# Basic lawn care help, WEEDs



## bob22 (May 28, 2008)

You have clover (both of them are the same plant). I think any weed and feed product will kill it but check the bag. Might try <link removed> and enter your pest plant and get a recommended product.


----------



## Shamus (Apr 27, 2008)

A hundred years ago clover was the prefered lawn. There wasn't a grass available to plant and clover was a short green best choice.

Try your local supply store. I use either Ortho Weed-B-Gone or Spectracide Weed Stop. Both are 2-4D based broadleaf herbicides. If you get the clover young then one treatment should work. If it's been growing a while you might have to hit it a second time.

To keep grass growing and the weed population in check use a hose-end sprayer early in the spring and then two or more times through the year. Just follow the directions for application in your area of the country.

If your after a "Country Club" lawn it's going to take some maintenance all year long. End result is worth it if your willing to spend the time.


----------



## FieldersChoice (Jul 18, 2008)

*Stay away from Weed and Feed*

The concept of Weed and Feed has always been one of the most ridiculous ideas for those that are serious about their lawns. How can you weed feed the grass but not feed the weeds at the same time that you are trying to kill them. Bottom line: Weed and Feed does not work like spraying a straight up herbicide as mentioned in the previous post. You could get it from Lowes but if there is a turf store (store that specializes in grass) near you, they will have something that is cheaper and more concenrated than what you can buy at Lowe's or Wal-mart. They can usually give you something that is specially made to kill the type of weeds that you have along with other helpful advice.


----------



## SuperAkuma (Jul 29, 2008)

Thanks for the tip everyone. I went to lowes the other day and didn't really get any help. I'll check out what I can do from a specialist. I'll see how much there stuff will cost. I checked out Scott's web page and they recommended this thing for $50 a bag. If the stuff they offer from the specilist, is too expensive, I'll have to go with what Scott has to offer.


----------



## downunder (Jun 13, 2008)

Yes, you have clover. Identification is the first step of control. Any broadleaf weed killer, along with perserverance, will get rid of it.

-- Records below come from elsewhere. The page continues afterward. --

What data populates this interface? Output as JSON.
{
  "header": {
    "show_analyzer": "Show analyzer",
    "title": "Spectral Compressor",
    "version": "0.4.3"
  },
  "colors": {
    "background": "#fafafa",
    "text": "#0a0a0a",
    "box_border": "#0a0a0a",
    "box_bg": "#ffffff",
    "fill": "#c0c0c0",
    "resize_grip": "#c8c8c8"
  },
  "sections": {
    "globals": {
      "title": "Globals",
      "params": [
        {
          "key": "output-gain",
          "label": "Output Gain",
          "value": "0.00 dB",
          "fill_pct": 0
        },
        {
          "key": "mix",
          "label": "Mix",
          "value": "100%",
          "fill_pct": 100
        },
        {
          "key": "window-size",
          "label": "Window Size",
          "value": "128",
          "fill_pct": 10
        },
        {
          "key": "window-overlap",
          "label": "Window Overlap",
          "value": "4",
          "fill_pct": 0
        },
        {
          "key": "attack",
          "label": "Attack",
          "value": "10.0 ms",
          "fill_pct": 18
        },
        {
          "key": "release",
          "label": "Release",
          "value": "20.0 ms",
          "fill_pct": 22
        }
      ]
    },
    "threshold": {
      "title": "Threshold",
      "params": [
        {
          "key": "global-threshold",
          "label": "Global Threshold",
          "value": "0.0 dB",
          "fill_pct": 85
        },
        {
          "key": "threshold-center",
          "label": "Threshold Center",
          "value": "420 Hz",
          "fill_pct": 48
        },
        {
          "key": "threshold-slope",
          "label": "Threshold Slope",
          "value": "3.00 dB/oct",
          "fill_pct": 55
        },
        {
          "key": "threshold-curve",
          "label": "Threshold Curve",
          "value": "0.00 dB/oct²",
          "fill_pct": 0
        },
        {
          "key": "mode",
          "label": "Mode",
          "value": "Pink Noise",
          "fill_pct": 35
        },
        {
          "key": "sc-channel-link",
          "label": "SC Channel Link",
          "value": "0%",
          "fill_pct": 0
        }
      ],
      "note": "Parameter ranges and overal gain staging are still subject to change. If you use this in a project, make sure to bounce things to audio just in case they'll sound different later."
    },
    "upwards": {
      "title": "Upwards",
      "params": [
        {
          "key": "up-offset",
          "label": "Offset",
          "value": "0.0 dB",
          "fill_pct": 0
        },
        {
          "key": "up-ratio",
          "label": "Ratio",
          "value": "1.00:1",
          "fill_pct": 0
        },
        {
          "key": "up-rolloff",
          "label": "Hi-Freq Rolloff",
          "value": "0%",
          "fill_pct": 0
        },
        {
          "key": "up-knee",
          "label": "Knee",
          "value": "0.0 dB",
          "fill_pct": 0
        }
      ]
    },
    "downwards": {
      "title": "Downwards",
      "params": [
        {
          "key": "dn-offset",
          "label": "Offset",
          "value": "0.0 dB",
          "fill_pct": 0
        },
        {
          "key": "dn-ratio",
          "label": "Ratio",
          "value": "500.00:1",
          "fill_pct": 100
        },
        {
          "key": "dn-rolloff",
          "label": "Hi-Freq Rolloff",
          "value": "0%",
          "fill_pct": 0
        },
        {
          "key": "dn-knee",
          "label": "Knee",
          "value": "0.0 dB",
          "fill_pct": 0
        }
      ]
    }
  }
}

> The concept of Weed and Feed has always been one of the most ridiculous ideas for those that are serious about their lawns. How can you weed feed the grass but not feed the weeds at the same time that you are trying to kill them.


As a Georgia Certified Landscape Professional and Commercial Pesticide Applicator, I would disagree somewhat. Sometimes you need to weed, sometimes you need to feed. Sometimes you need both. Feeding the weeds is not a problem any more than "feeding" ants, roaches, etc. with insecticide baits. If someone knows of a label or .edu source to the contrary, I will certainly change my position. There are other parameters with granular vs EC formulations but that is for another day. I always use the concentrate products that you mix with water.

Continuing with the question at hand, you will notice that the product labels will caution not to apply when plants are stressed, as in a drought situation. My preference is to irrigate well first, or after a good rain. Then apply when you have a nice sunny day after the rain. In other words, when the plants are actively growing. This is where a little fertilizer on the grass doesn't hurt the weed killing process. Just makes them "hungry." Most will instruct to "apply when weeds are actively growing." Note here- read the label for temperature restrictions!

If using a hose-end sprayer, be careful not to get on adjacent plants that I see in your photo. Your lawn looks fairly small. I would get a $10 pump up 2 or 3 gallon sprayer. Much better control and won't take any longer than dragging the hose out and hooking it up, and putting everything back. Well, maybe ten minutes.

Do you have a local garden center? Not the garden and patio department at your local X-Mart but a feed and seed, Southern States, etc. Try asking at your county extension service. If anyone knows, they will be able to recommend someone locally.


----------